Finding Useful Predictions by Meta-gradient Descent to Improve Decision-making
This work addresses the problem of automating prediction selection in reinforcement learning for researchers and practitioners, representing an incremental improvement over manual specification methods.
The paper tackles the challenge of selecting useful predictions for decision-making in reinforcement learning by introducing a meta-gradient descent method that allows agents to autonomously choose predictions, achieving performance comparable to expertly chosen value functions in a partially observable domain.

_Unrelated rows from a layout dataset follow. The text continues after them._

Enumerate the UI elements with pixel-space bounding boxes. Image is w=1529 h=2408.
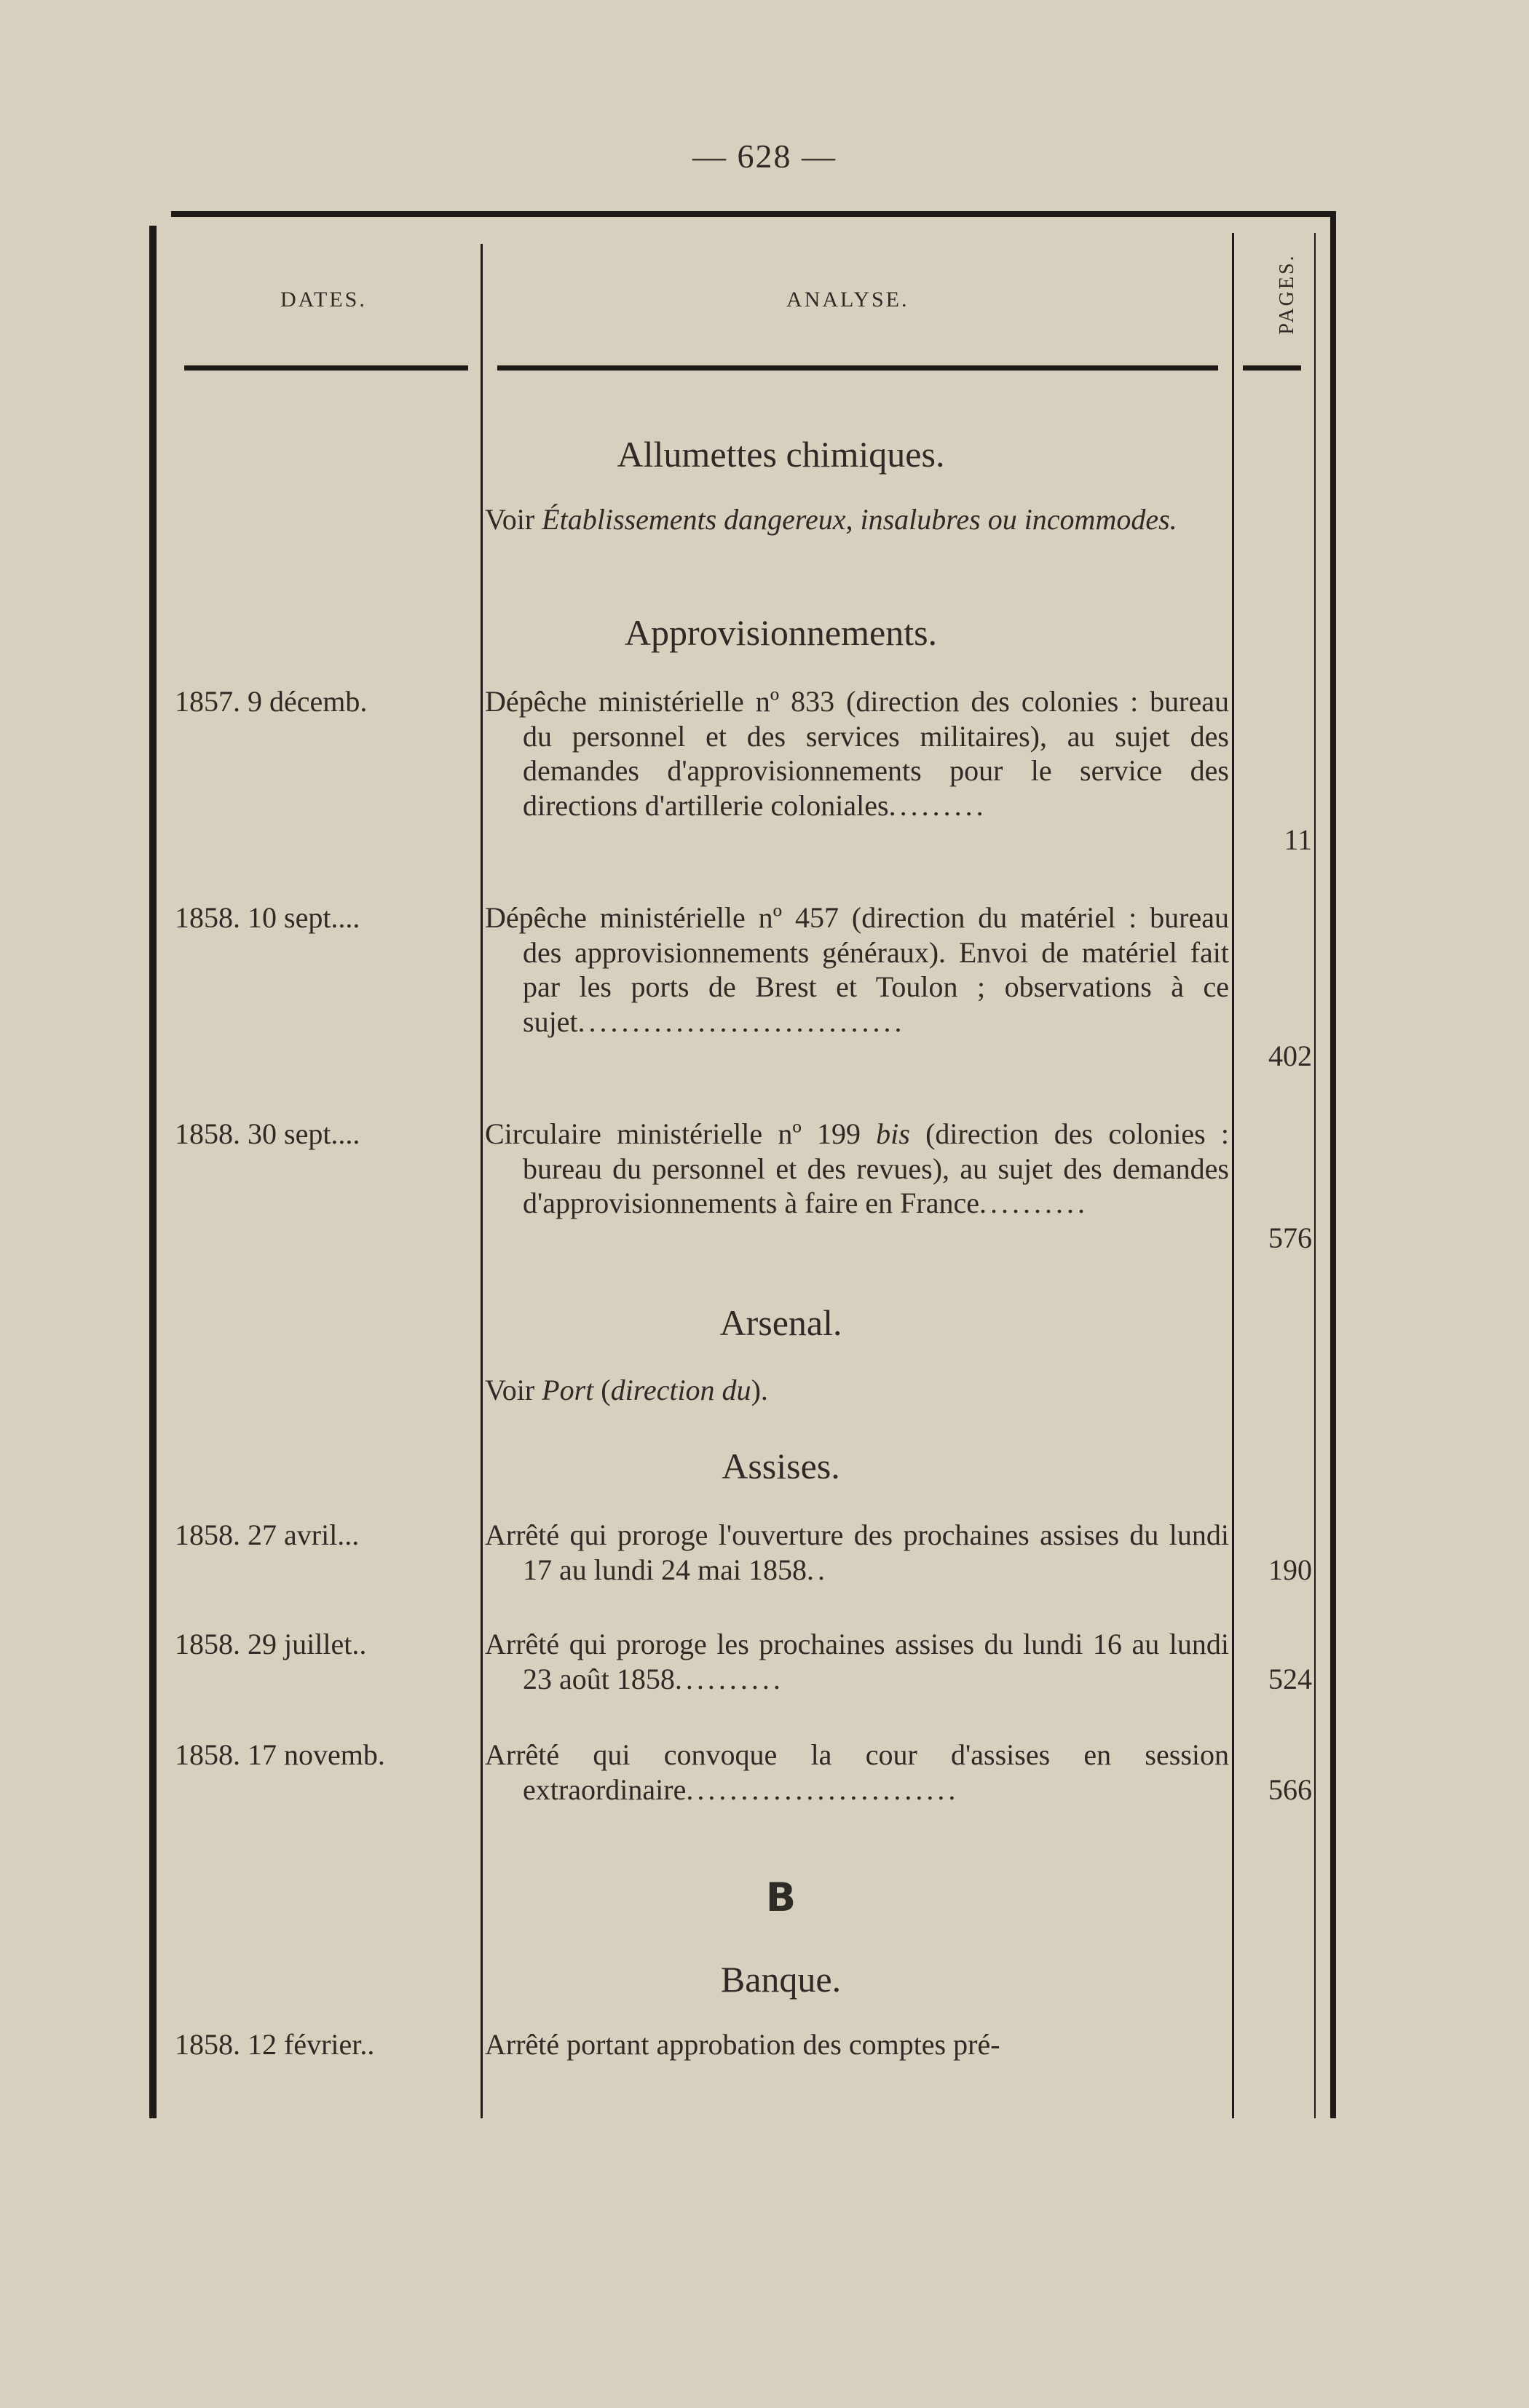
entry-date: 1857. 9 décemb. (175, 685, 368, 718)
entry-date: 1858. 17 novemb. (175, 1738, 385, 1771)
page-number: — 628 — (692, 138, 837, 175)
analysis-text: Arrêté qui proroge l'ouverture des prochaines assises du lundi 17 au lundi 24 mai 1858.. (485, 1518, 1229, 1586)
analysis-text: Dépêche ministérielle nº 457 (direction du matériel : bureau des approvisionnements généraux). Envoi de matériel fait par les ports de Brest et Toulon ; observations à ce sujet.............................. (485, 901, 1229, 1038)
page-reference: 566 (1268, 1773, 1312, 1806)
analysis-text: Arrêté qui convoque la cour d'assises en session extraordinaire......................... (485, 1738, 1229, 1806)
page-reference: 524 (1268, 1663, 1312, 1695)
header-rule-pages (1243, 365, 1301, 371)
section-title: Assises. (722, 1446, 840, 1486)
page-reference: 402 (1268, 1039, 1312, 1072)
header-pages: PAGES. (1276, 253, 1298, 335)
analysis-text: Arrêté qui proroge les prochaines assises du lundi 16 au lundi 23 août 1858.......... (485, 1628, 1229, 1695)
frame-right-rule (1330, 211, 1336, 2118)
analysis-text (485, 502, 1229, 537)
entry-date: 1858. 27 avril... (175, 1518, 360, 1551)
header-rule-analysis (497, 365, 1218, 371)
page-reference: 190 (1268, 1553, 1312, 1586)
alphabet-letter: B (765, 1874, 797, 1920)
column-separator-pages (1232, 233, 1234, 2118)
page-reference: 576 (1268, 1221, 1312, 1254)
frame-left-rule (149, 226, 157, 2118)
header-dates: DATES. (280, 288, 367, 312)
section-title: Approvisionnements. (624, 612, 938, 653)
frame-top-rule (171, 211, 1336, 217)
entry-date: 1858. 12 février.. (175, 2028, 375, 2061)
see-prefix: Voir (485, 503, 542, 536)
header-analysis: ANALYSE. (786, 288, 909, 312)
analysis-text: Voir Port (direction du). (485, 1374, 768, 1406)
header-rule-dates (184, 365, 468, 371)
section-title: Arsenal. (719, 1302, 842, 1343)
entry-date: 1858. 29 juillet.. (175, 1628, 367, 1660)
entry-date: 1858. 10 sept.... (175, 901, 360, 934)
section-title: Banque. (720, 1959, 842, 2000)
column-separator-dates (481, 244, 483, 2118)
see-reference: Établissements dangereux, insalubres ou incommodes. (542, 503, 1177, 536)
analysis-text: Circulaire ministérielle nº 199 bis (direction des colonies : bureau du personnel et des revues), au sujet des demandes d'approvisionnements à faire en France.......... (485, 1117, 1229, 1219)
page-reference: 11 (1284, 823, 1312, 856)
entry-date: 1858. 30 sept.... (175, 1117, 360, 1150)
section-title: Allumettes chimiques. (617, 434, 945, 475)
analysis-text: Dépêche ministérielle nº 833 (direction des colonies : bureau du personnel et des services militaires), au sujet des demandes d'approvisionnements pour le service des directions d'artillerie coloniales......... (485, 685, 1229, 822)
column-separator-inner (1314, 233, 1316, 2118)
analysis-text: Arrêté portant approbation des comptes pré- (485, 2028, 1000, 2061)
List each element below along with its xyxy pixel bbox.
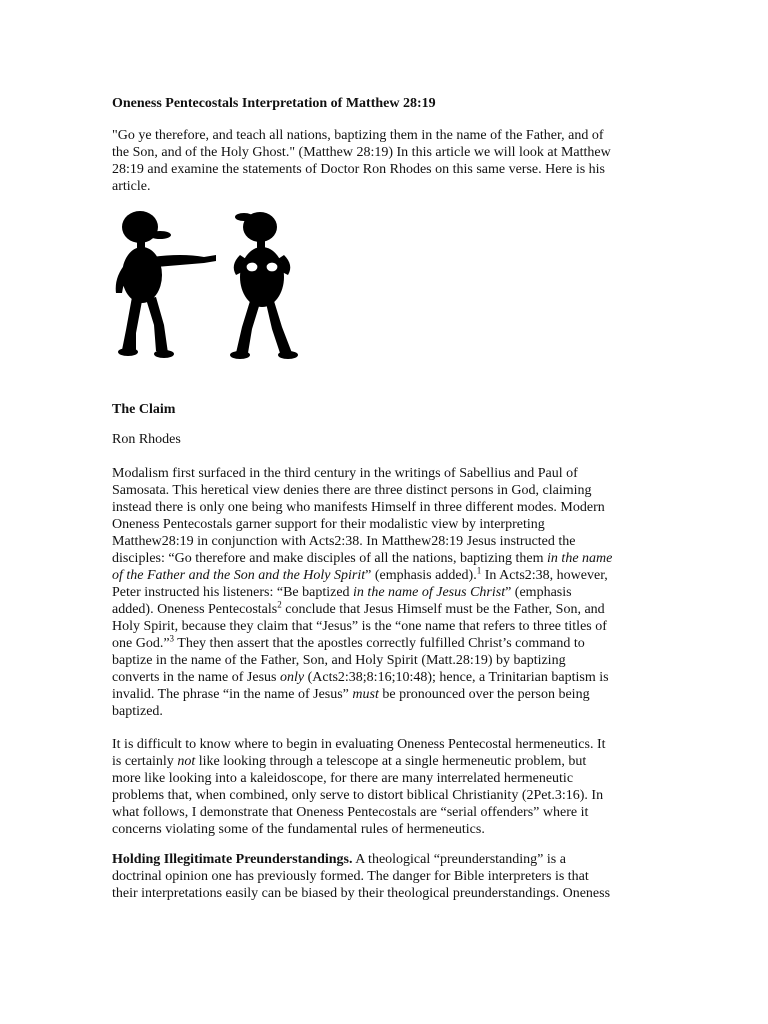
- p3-line: doctrinal opinion one has previously formed. The danger for Bible interpreters is that: [112, 869, 589, 884]
- cartoon-figures-image: [112, 205, 302, 365]
- intro-paragraph: [112, 127, 657, 195]
- p1-text: conclude that Jesus Himself must be the Father, Son, and: [281, 602, 605, 617]
- p1-line: instead there is only one being who manifests Himself in three different modes. Modern: [112, 500, 605, 515]
- p1-line: baptized.: [112, 704, 163, 719]
- p2-line: [112, 753, 657, 770]
- p1-emphasis: in the name of Jesus Christ: [353, 585, 506, 600]
- p1-line: [112, 601, 657, 618]
- intro-line-2: the Son, and of the Holy Ghost." (Matthew 28:19) In this article we will look at Matthew: [112, 145, 611, 160]
- p1-text: Peter instructed his listeners: “Be baptized: [112, 585, 354, 600]
- footnote-ref-2: 2: [277, 599, 282, 610]
- p1-line: [112, 550, 657, 567]
- p1-line: Matthew28:19 in conjunction with Acts2:38. In Matthew28:19 Jesus instructed the: [112, 534, 576, 549]
- preunderstanding-paragraph: [112, 851, 657, 902]
- p1-text: ” (emphasis: [505, 585, 572, 600]
- p3-heading: Holding Illegitimate Preunderstandings.: [112, 852, 353, 867]
- footnote-ref-1: 1: [476, 565, 482, 576]
- p2-text: like looking through a telescope at a single hermeneutic problem, but: [195, 754, 587, 769]
- p1-line: baptize in the name of the Father, Son, and Holy Spirit (Matt.28:19) by baptizing: [112, 653, 566, 668]
- p2-line: more like looking into a kaleidoscope, for there are many interrelated hermeneutic: [112, 771, 574, 786]
- p3-line: their interpretations easily can be biased by their theological preunderstandings. Oneness: [112, 886, 611, 901]
- p3-line: [112, 851, 657, 868]
- p1-text: In Acts2:38, however,: [481, 568, 608, 583]
- pointing-figure: [116, 211, 216, 358]
- p1-line: Holy Spirit, because they claim that “Jesus” is the “one name that refers to three titles of: [112, 619, 607, 634]
- p1-emphasis: must: [352, 687, 379, 702]
- p1-line: [112, 567, 657, 584]
- p1-text: disciples: “Go therefore and make disciples of all the nations, baptizing them: [112, 551, 548, 566]
- p1-text: added). Oneness Pentecostals: [112, 602, 278, 617]
- p1-line: [112, 669, 657, 686]
- hermeneutics-paragraph: [112, 736, 657, 838]
- footnote-ref-3: 3: [169, 633, 175, 644]
- p2-line: problems that, when combined, only serve to distort biblical Christianity (2Pet.3:16). In: [112, 788, 604, 803]
- p1-line: [112, 635, 657, 652]
- p1-text: They then assert that the apostles correctly fulfilled Christ’s command to: [174, 636, 585, 651]
- p1-text: (Acts2:38;8:16;10:48); hence, a Trinitarian baptism is: [304, 670, 609, 685]
- p1-text: be pronounced over the person being: [378, 687, 590, 702]
- intro-line-1: "Go ye therefore, and teach all nations, baptizing them in the name of the Father, and of: [112, 128, 604, 143]
- p2-line: what follows, I demonstrate that Oneness Pentecostals are “serial offenders” where it: [112, 805, 589, 820]
- p2-line: concerns violating some of the fundamental rules of hermeneutics.: [112, 822, 485, 837]
- p1-emphasis: only: [279, 670, 305, 685]
- p2-text: is certainly: [112, 754, 178, 769]
- p1-text: ” (emphasis added).: [365, 568, 477, 583]
- scratching-figure: [230, 212, 298, 359]
- p2-line: It is difficult to know where to begin in evaluating Oneness Pentecostal hermeneutics. It: [112, 737, 606, 752]
- p1-line: [112, 584, 657, 601]
- claim-paragraph: [112, 465, 657, 720]
- section-heading: The Claim: [112, 402, 176, 417]
- p2-emphasis: not: [177, 754, 196, 769]
- p1-text: invalid. The phrase “in the name of Jesus”: [112, 687, 353, 702]
- p1-text: converts in the name of Jesus: [112, 670, 280, 685]
- document-title: Oneness Pentecostals Interpretation of Matthew 28:19: [112, 96, 436, 111]
- intro-line-3: 28:19 and examine the statements of Doctor Ron Rhodes on this same verse. Here is his: [112, 162, 606, 177]
- p1-text: one God.”: [112, 636, 170, 651]
- p1-emphasis: of the Father and the Son and the Holy Spirit: [112, 568, 366, 583]
- p1-line: [112, 686, 657, 703]
- author-name: Ron Rhodes: [112, 432, 181, 447]
- p1-line: Oneness Pentecostals garner support for their modalistic view by interpreting: [112, 517, 545, 532]
- p1-line: Modalism first surfaced in the third century in the writings of Sabellius and Paul of: [112, 466, 578, 481]
- p1-emphasis: in the name: [547, 551, 613, 566]
- p1-line: Samosata. This heretical view denies there are three distinct persons in God, claiming: [112, 483, 592, 498]
- intro-line-4: article.: [112, 179, 151, 194]
- p3-text: A theological “preunderstanding” is a: [352, 852, 566, 867]
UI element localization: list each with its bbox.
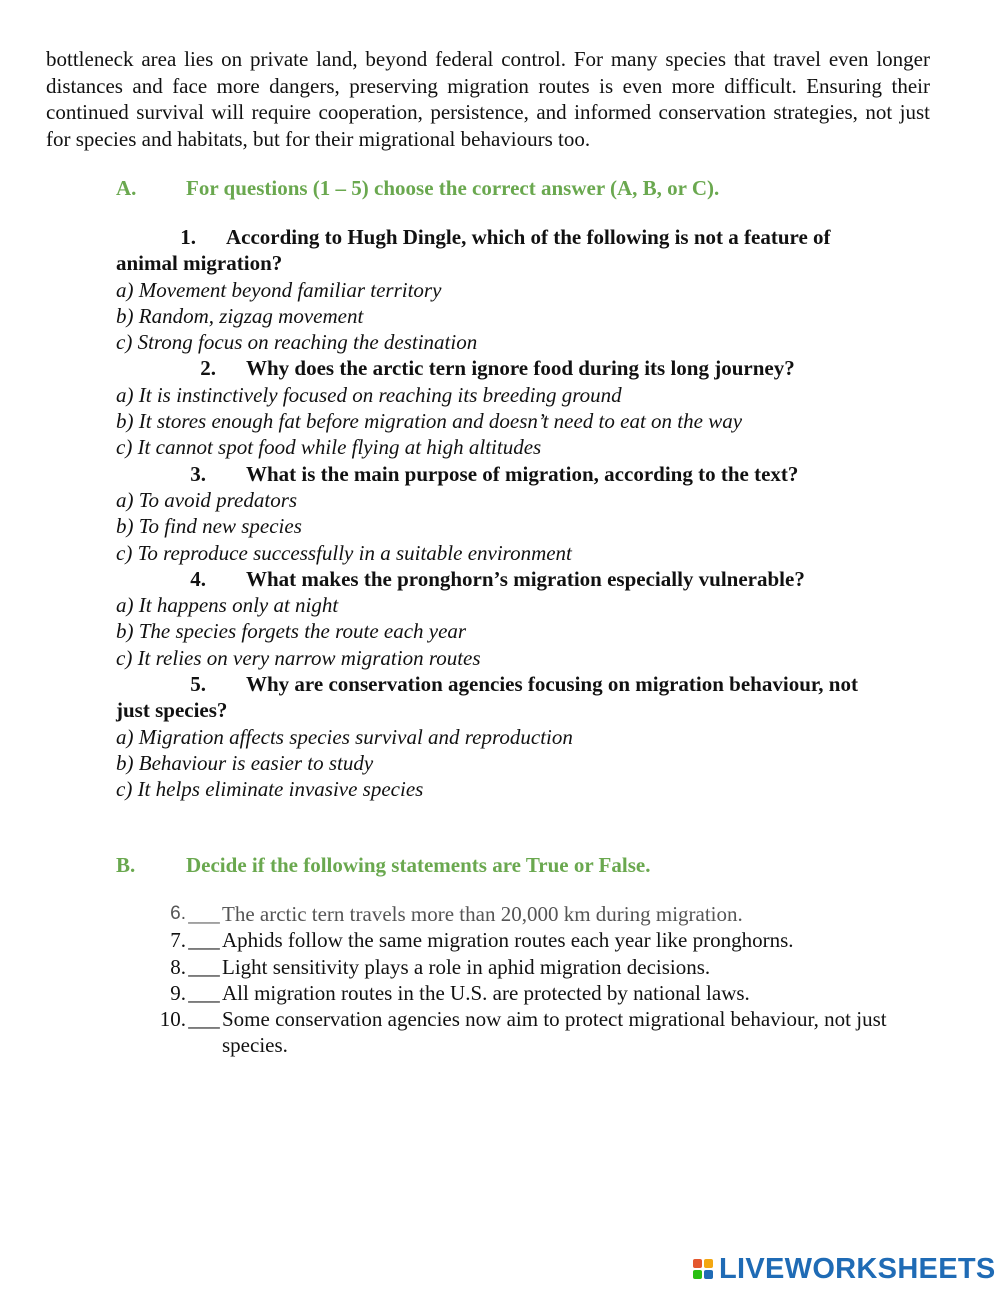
logo-square xyxy=(704,1259,713,1268)
intro-paragraph: bottleneck area lies on private land, beyond federal control. For many species that travel even longer distances and face more dangers, preserving migration routes is even more difficult. Ensuring their continued survival will require cooperation, persistence, and informed conservation strategies, not just for species and habitats, but for their migrational behaviours too. xyxy=(46,47,930,151)
question-3 xyxy=(116,461,916,487)
option[interactable]: a) Migration affects species survival and reproduction xyxy=(116,724,573,749)
statement-number: 9. xyxy=(170,980,186,1005)
option[interactable]: a) It happens only at night xyxy=(116,593,339,618)
section-b-title: Decide if the following statements are True or False. xyxy=(186,853,651,877)
question-5 xyxy=(116,671,916,697)
option[interactable]: c) Strong focus on reaching the destination xyxy=(116,330,478,355)
question-text: What is the main purpose of migration, according to the text? xyxy=(246,461,799,486)
statement-number: 10. xyxy=(159,1007,186,1032)
question-4 xyxy=(116,566,916,592)
question-1-continued: animal migration? xyxy=(116,251,283,276)
option[interactable]: b) It stores enough fat before migration and doesn’t need to eat on the way xyxy=(116,409,743,434)
section-b-heading xyxy=(116,852,650,878)
statement-9 xyxy=(150,980,920,1006)
question-1 xyxy=(116,224,916,250)
option[interactable]: a) Movement beyond familiar territory xyxy=(116,277,442,302)
statement-number: 6. xyxy=(170,903,186,924)
option[interactable]: a) It is instinctively focused on reaching its breeding ground xyxy=(116,382,622,407)
option[interactable]: b) Behaviour is easier to study xyxy=(116,750,374,775)
question-number: 2. xyxy=(200,356,216,381)
option[interactable]: c) To reproduce successfully in a suitable environment xyxy=(116,540,572,565)
answer-blank[interactable]: ___ xyxy=(188,928,220,953)
option[interactable]: c) It relies on very narrow migration routes xyxy=(116,645,481,670)
question-number: 3. xyxy=(190,461,206,486)
logo-square xyxy=(693,1259,702,1268)
question-number: 1. xyxy=(180,225,196,249)
statement-text: Some conservation agencies now aim to protect migrational behaviour, not just species. xyxy=(222,1007,887,1058)
answer-blank[interactable]: ___ xyxy=(188,1007,220,1032)
question-5-continued: just species? xyxy=(116,698,228,723)
question-text: Why are conservation agencies focusing on migration behaviour, not xyxy=(246,672,858,697)
logo-square xyxy=(704,1270,713,1279)
multiple-choice-questions xyxy=(116,224,916,803)
answer-blank[interactable]: ___ xyxy=(188,902,220,926)
section-a-heading xyxy=(116,175,719,201)
logo-squares-icon xyxy=(693,1259,713,1279)
section-a-letter: A. xyxy=(116,176,137,200)
statement-text: Aphids follow the same migration routes each year like pronghorns. xyxy=(222,928,794,953)
answer-blank[interactable]: ___ xyxy=(188,980,220,1005)
question-2 xyxy=(116,355,916,381)
statement-8 xyxy=(150,954,920,980)
statement-6 xyxy=(150,901,920,927)
liveworksheets-logo xyxy=(693,1254,996,1284)
option[interactable]: a) To avoid predators xyxy=(116,487,298,512)
statement-number: 7. xyxy=(170,928,186,953)
option[interactable]: b) The species forgets the route each year xyxy=(116,619,467,644)
statement-number: 8. xyxy=(170,954,186,979)
question-text: According to Hugh Dingle, which of the following is not a feature of xyxy=(226,225,831,249)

In computational reinforcement learning, a growing body of work seeks to express an agent's model of the world through predictions about future sensations. In this manuscript we focus on predictions expressed as General Value Functions: temporally extended estimates of the accumulation of a future signal. One challenge is determining from the infinitely many predictions that the agent could possibly make which might support decision-making. In this work, we contribute a meta-gradient descent method by which an agent can directly specify what predictions it learns, independent of designer instruction. To that end, we introduce a partially observable domain suited to this investigation. We then demonstrate that through interaction with the environment an agent can independently select predictions that resolve the partial-observability, resulting in performance similar to expertly chosen value functions. By learning, rather than manually specifying these predictions, we enable the agent to identify useful predictions in a self-supervised manner, taking a step towards truly autonomous systems.